REPUBLIKA.CO.ID, JAKARTA -- Menteri Keuangan, Sri Mulyani mengaku pertumbuhan ekonomi di 2019 tak semelejit yang ditargetkan. Ia mengatakan tekanan global dan pelemahan ekonomi global membuat perekonomian indonesia menjadi stagnan.
Sri Mulyani menjelaskan sepanjang 2019 Indonesia tidak lepas dari tekanan ekonomi global yang mengalami perlambatan. Perlambatan ini mempengaruhi turunnya perdagangan dan harga komoditas dunia di Tahun 2019 dan juga berdampak bagi semua negara berkembang. Ia juga menjelaskan tekanan ini juga berimbas pada penerimaan negara.
"Meski kondisi global mempengaruhi ekspor impor. Namun, pertumbuhan ekonomi kita masih 5 persen," ujar Sri Mulyani di Komisi XI DPR RI, Selasa (28/1).
Bahkan inflasi tahun 2019 sebesar 2,72 persen terhadap PDB merupakan capaian terendah sepanjang 20 tahun terakhir. Kemudian nilai tukar rupiah cenderung menguat di tahun 2019 dan pada tahun 2020 diperkirakan di kisaran Rp14.400 per Dolar AS.
Lebih rinci, ia menjelaskan pada 2019 ini, realisasi pendapatan negara mencapai Rp 1.957,2 triliun. Jika dibandingkan dengan capaian tahun 2018, realisasi pendapatan negara tahun 2019 tersebut tumbuh 0,7 persen. Pendapatan negara tersebut terdiri dari penerimaan perpajakan sebesar Rp 1.545,3 triliun, PNBP sebesar Rp 405 triliun dan hibah sebesar Rp 6,8 triliun.
Capaian penerimaan perpajakan tersebut tumbuh 1,7 persen dari realisasi di tahun 2018 sebagai dampak perlambatan ekonomi global pada kegiatan perekonomian nasional.

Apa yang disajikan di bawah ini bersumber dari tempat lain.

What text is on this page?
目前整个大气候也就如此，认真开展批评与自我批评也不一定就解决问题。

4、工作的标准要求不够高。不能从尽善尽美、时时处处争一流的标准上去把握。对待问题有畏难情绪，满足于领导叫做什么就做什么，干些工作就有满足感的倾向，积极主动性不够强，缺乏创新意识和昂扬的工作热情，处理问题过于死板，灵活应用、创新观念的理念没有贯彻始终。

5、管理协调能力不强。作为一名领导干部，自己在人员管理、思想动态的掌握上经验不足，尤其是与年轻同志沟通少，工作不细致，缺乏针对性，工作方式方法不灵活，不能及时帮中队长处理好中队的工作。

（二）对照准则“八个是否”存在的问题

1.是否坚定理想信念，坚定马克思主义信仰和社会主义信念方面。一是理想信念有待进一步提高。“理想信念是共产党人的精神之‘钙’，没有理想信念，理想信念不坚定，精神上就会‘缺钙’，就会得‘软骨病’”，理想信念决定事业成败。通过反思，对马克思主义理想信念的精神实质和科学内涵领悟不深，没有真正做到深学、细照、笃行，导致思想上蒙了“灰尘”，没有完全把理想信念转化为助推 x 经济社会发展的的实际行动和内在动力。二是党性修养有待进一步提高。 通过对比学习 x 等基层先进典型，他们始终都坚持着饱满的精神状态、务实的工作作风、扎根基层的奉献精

Selanjutnya, realisasi belanja negara mencapai Rp 2.310,2 triliun tumbuh 4,4 persen dari realisasinya di tahun 2018. Belanja ini terdiri dari belanja Pemerintah Pusat mencapai Rp 1.498,9 triliun atau tumbuh 3 persen.
Realisasi belanja pemerintah pusat tersebut meliputi Belanja K/L sebesar Rp 876,4 triliun. Realisasi belanja Non K/L sebesar Rp 622,6 triliun terdiri dari pembayaran bunga utang Rp 275,5 triliun dan subsidi sebesar Rp 201,8 triliun.
Realisasi anggaran Transfer ke Daerah dan Dana Desa (TKDD) mencapai Rp 811,3 triliun, lebih tinggi 7,1 persen dari realisasi di tahun 2018.
Dengan pendapatan dan belanja negara ini maka ada defisit yang sampai dengan akhir tahun 2019 mencapai Rp 2,2 persen dari PDB. Realisasi ini lebih lebar dibandingkan rencana awalnya 1,84 persen dari PDB. Defisit ini mencapai sebesar Rp 353 triliun atau lebih tinggi dari target awal yang hanya Rp 296 triliun.
"Kami ingin katakan bahwa tahun 2019 bukan tahun mudah, pelemahan ekonomi global mulai merembes ke domestik. Namun, daya tahan ekonomi kita tetap remakable, 2019 countercyclical akan tetap dijaga. Kebijakan pajak akan memberikan dukungan berupa restitusi tata kelola diperbaiki dan inventif perpajakan. Belanja produktif untuk berikan bantalan baik di desa maupun masyarakat, pembiayaan dijaga hati-hati dan akuntabel," kata Sri Mulyani.